Although biobanks with frozen sperm may be established to address the reproduction issue in the outer space, remaining physically and mentally fit is a far more complex issue. Mental health deterioration (anxiety), learning impairment, and memory loss are to be expected due to low-dose neutron radiation, according to a 2019 study from eNeuro (CNN also reported on this).

An in-depth explanation of the physiology of living off the Earth has recently been provided at the Physiological Society’s Presidential Lecture by the NASA astronaut and scientist James A. Pawelczyk (7 September 2019, Royal Institution in London).

The Voyagers have now entered a beautiful, unchartered territory

We have yet to acquire the technology to safely leave our solar system and survive. Before that happens, two beacons we created in late 1970 have been teaching us about the outskirts of the heliosphere.
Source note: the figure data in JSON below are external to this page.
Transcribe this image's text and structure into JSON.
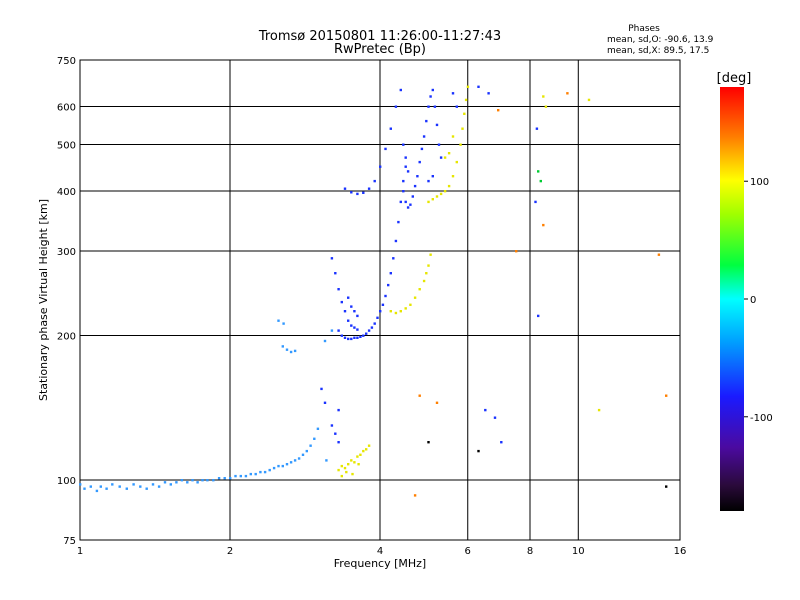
{
  "chart_data": {
    "type": "scatter",
    "title": "Tromsø 20150801 11:26:00-11:27:43",
    "subtitle": "RwPretec (Bp)",
    "xlabel": "Frequency [MHz]",
    "ylabel": "Stationary phase Virtual Height [km]",
    "x_scale": "log",
    "y_scale": "log",
    "xlim": [
      1,
      16
    ],
    "ylim": [
      75,
      750
    ],
    "x_ticks": [
      1,
      2,
      4,
      6,
      8,
      10,
      16
    ],
    "x_tick_labels": [
      "1",
      "2",
      "4",
      "6",
      "8",
      "10",
      "16"
    ],
    "y_ticks": [
      75,
      100,
      200,
      300,
      400,
      500,
      600,
      750
    ],
    "y_tick_labels": [
      "75",
      "100",
      "200",
      "300",
      "400",
      "500",
      "600",
      "750"
    ],
    "grid": true,
    "stats": {
      "heading": "Phases",
      "line_o": "mean, sd,O: -90.6, 13.9",
      "line_x": "mean, sd,X:  89.5, 17.5"
    },
    "colorbar": {
      "label": "[deg]",
      "min": -180,
      "max": 180,
      "ticks": [
        100,
        0,
        -100
      ],
      "tick_labels": [
        "100",
        "0",
        "-100"
      ]
    },
    "series": [
      {
        "value_deg": -130,
        "color": "#3399ff",
        "points": [
          [
            1.0,
            98
          ],
          [
            1.02,
            96
          ],
          [
            1.05,
            97
          ],
          [
            1.08,
            95
          ],
          [
            1.1,
            97
          ],
          [
            1.13,
            96
          ],
          [
            1.16,
            98
          ],
          [
            1.2,
            97
          ],
          [
            1.24,
            96
          ],
          [
            1.28,
            98
          ],
          [
            1.32,
            97
          ],
          [
            1.36,
            96
          ],
          [
            1.4,
            98
          ],
          [
            1.44,
            97
          ],
          [
            1.48,
            99
          ],
          [
            1.52,
            98
          ],
          [
            1.56,
            99
          ],
          [
            1.6,
            100
          ],
          [
            1.64,
            99
          ],
          [
            1.68,
            100
          ],
          [
            1.72,
            99
          ],
          [
            1.76,
            100
          ],
          [
            1.8,
            100
          ],
          [
            1.85,
            100
          ],
          [
            1.9,
            101
          ],
          [
            1.95,
            101
          ],
          [
            2.0,
            101
          ],
          [
            2.05,
            102
          ],
          [
            2.1,
            102
          ],
          [
            2.15,
            102
          ],
          [
            2.2,
            103
          ],
          [
            2.25,
            103
          ],
          [
            2.3,
            104
          ],
          [
            2.35,
            104
          ],
          [
            2.4,
            105
          ],
          [
            2.45,
            106
          ],
          [
            2.5,
            107
          ],
          [
            2.55,
            107
          ],
          [
            2.6,
            108
          ],
          [
            2.65,
            109
          ],
          [
            2.7,
            110
          ],
          [
            2.75,
            111
          ],
          [
            2.8,
            113
          ],
          [
            2.85,
            115
          ],
          [
            2.9,
            118
          ],
          [
            2.95,
            122
          ],
          [
            3.0,
            128
          ],
          [
            2.55,
            190
          ],
          [
            2.6,
            187
          ],
          [
            2.65,
            185
          ],
          [
            2.7,
            186
          ],
          [
            2.5,
            215
          ],
          [
            2.56,
            212
          ],
          [
            3.1,
            195
          ],
          [
            3.2,
            205
          ],
          [
            3.12,
            110
          ]
        ]
      },
      {
        "value_deg": -110,
        "color": "#1a33ff",
        "points": [
          [
            3.2,
            290
          ],
          [
            3.25,
            270
          ],
          [
            3.3,
            250
          ],
          [
            3.35,
            235
          ],
          [
            3.4,
            225
          ],
          [
            3.45,
            215
          ],
          [
            3.5,
            210
          ],
          [
            3.55,
            208
          ],
          [
            3.6,
            206
          ],
          [
            3.5,
            230
          ],
          [
            3.45,
            240
          ],
          [
            3.55,
            225
          ],
          [
            3.6,
            220
          ],
          [
            3.3,
            205
          ],
          [
            3.35,
            200
          ],
          [
            3.4,
            198
          ],
          [
            3.45,
            197
          ],
          [
            3.5,
            197
          ],
          [
            3.55,
            198
          ],
          [
            3.6,
            198
          ],
          [
            3.65,
            199
          ],
          [
            3.7,
            200
          ],
          [
            3.75,
            202
          ],
          [
            3.8,
            205
          ],
          [
            3.85,
            208
          ],
          [
            3.9,
            212
          ],
          [
            3.95,
            218
          ],
          [
            4.0,
            225
          ],
          [
            4.05,
            232
          ],
          [
            4.1,
            242
          ],
          [
            4.15,
            255
          ],
          [
            4.2,
            270
          ],
          [
            4.25,
            290
          ],
          [
            4.3,
            315
          ],
          [
            4.35,
            345
          ],
          [
            4.4,
            380
          ],
          [
            4.45,
            420
          ],
          [
            4.5,
            450
          ],
          [
            4.45,
            400
          ],
          [
            4.5,
            380
          ],
          [
            4.55,
            370
          ],
          [
            4.6,
            375
          ],
          [
            4.65,
            390
          ],
          [
            4.7,
            410
          ],
          [
            4.75,
            430
          ],
          [
            4.8,
            460
          ],
          [
            4.85,
            490
          ],
          [
            4.9,
            520
          ],
          [
            4.95,
            560
          ],
          [
            5.0,
            600
          ],
          [
            5.05,
            630
          ],
          [
            5.1,
            650
          ],
          [
            5.15,
            600
          ],
          [
            5.2,
            550
          ],
          [
            5.25,
            500
          ],
          [
            5.3,
            470
          ],
          [
            5.1,
            430
          ],
          [
            5.0,
            420
          ],
          [
            3.4,
            405
          ],
          [
            3.5,
            398
          ],
          [
            3.6,
            395
          ],
          [
            3.7,
            397
          ],
          [
            3.8,
            405
          ],
          [
            3.9,
            420
          ],
          [
            4.0,
            450
          ],
          [
            4.1,
            490
          ],
          [
            4.2,
            540
          ],
          [
            4.3,
            600
          ],
          [
            4.4,
            650
          ],
          [
            4.45,
            500
          ],
          [
            4.5,
            470
          ],
          [
            4.55,
            440
          ],
          [
            3.2,
            130
          ],
          [
            3.25,
            125
          ],
          [
            3.3,
            140
          ],
          [
            3.1,
            145
          ],
          [
            3.05,
            155
          ],
          [
            3.3,
            120
          ],
          [
            5.6,
            640
          ],
          [
            5.7,
            600
          ],
          [
            6.5,
            140
          ],
          [
            6.8,
            135
          ],
          [
            7.0,
            120
          ],
          [
            8.2,
            380
          ],
          [
            8.3,
            220
          ],
          [
            8.25,
            540
          ],
          [
            6.3,
            660
          ],
          [
            6.6,
            640
          ]
        ]
      },
      {
        "value_deg": 90,
        "color": "#e6e600",
        "points": [
          [
            3.3,
            105
          ],
          [
            3.35,
            107
          ],
          [
            3.4,
            106
          ],
          [
            3.45,
            108
          ],
          [
            3.5,
            110
          ],
          [
            3.55,
            109
          ],
          [
            3.6,
            112
          ],
          [
            3.65,
            113
          ],
          [
            3.7,
            115
          ],
          [
            3.75,
            116
          ],
          [
            3.8,
            118
          ],
          [
            3.35,
            102
          ],
          [
            3.42,
            104
          ],
          [
            3.52,
            103
          ],
          [
            3.62,
            108
          ],
          [
            4.2,
            225
          ],
          [
            4.3,
            223
          ],
          [
            4.4,
            225
          ],
          [
            4.5,
            228
          ],
          [
            4.6,
            232
          ],
          [
            4.7,
            240
          ],
          [
            4.8,
            250
          ],
          [
            4.9,
            260
          ],
          [
            4.95,
            270
          ],
          [
            5.0,
            280
          ],
          [
            5.05,
            295
          ],
          [
            5.0,
            380
          ],
          [
            5.1,
            385
          ],
          [
            5.2,
            390
          ],
          [
            5.3,
            395
          ],
          [
            5.4,
            400
          ],
          [
            5.5,
            410
          ],
          [
            5.6,
            430
          ],
          [
            5.7,
            460
          ],
          [
            5.8,
            500
          ],
          [
            5.85,
            540
          ],
          [
            5.9,
            580
          ],
          [
            5.95,
            620
          ],
          [
            6.0,
            660
          ],
          [
            5.6,
            520
          ],
          [
            5.5,
            480
          ],
          [
            5.4,
            470
          ],
          [
            8.5,
            630
          ],
          [
            8.6,
            600
          ],
          [
            10.5,
            620
          ],
          [
            11.0,
            140
          ]
        ]
      },
      {
        "value_deg": 140,
        "color": "#ff7f00",
        "points": [
          [
            4.8,
            150
          ],
          [
            4.7,
            93
          ],
          [
            6.9,
            590
          ],
          [
            7.5,
            300
          ],
          [
            8.5,
            340
          ],
          [
            9.5,
            640
          ],
          [
            14.5,
            295
          ],
          [
            15.0,
            150
          ],
          [
            5.2,
            145
          ]
        ]
      },
      {
        "value_deg": 40,
        "color": "#00cc33",
        "points": [
          [
            8.3,
            440
          ],
          [
            8.4,
            420
          ]
        ]
      },
      {
        "value_deg": -180,
        "color": "#000000",
        "points": [
          [
            15.0,
            97
          ],
          [
            6.3,
            115
          ],
          [
            5.0,
            120
          ]
        ]
      }
    ]
  }
}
Voyager 1 and Voyager 2 — two unmanned spacecrafts that left our solar system in 2012 and 2018, respectively — are transmitting data up to this very moment.

Voyager programme and heliosphere chart. Wikipedia.com.

The analysis of their data reveals the nature of the border between the heliosphere and the interstellar space, referred to as a heliopause (see chart above). The heliosphere medium is defined as solar wind, or a hot, low-density plasma. The interstellar space is in turn viewed as cold, high-density plasma, and it has hitherto been a matter of debate how the border between the two looks like.

It was thought that the solar wind would gradually diminish in intensity the farther away from the sun it is. Nonetheless, the Voyager data confirms a rather hard border exists between the two media. This finding is crucial in understanding other solar systems but also sheds light on the anatomy of our own heliosphere (CNN; Nature Astronomy; phys.org; SciShow News).

NASA’s Voyager 2 Enters Interstellar Space. NASA Jet Propulsion Laboratory. YouTube.

I would typically include here a call-to-action.

Instead, I will leave here an open question to consider:

What if the next interstellar mission finds another Earth?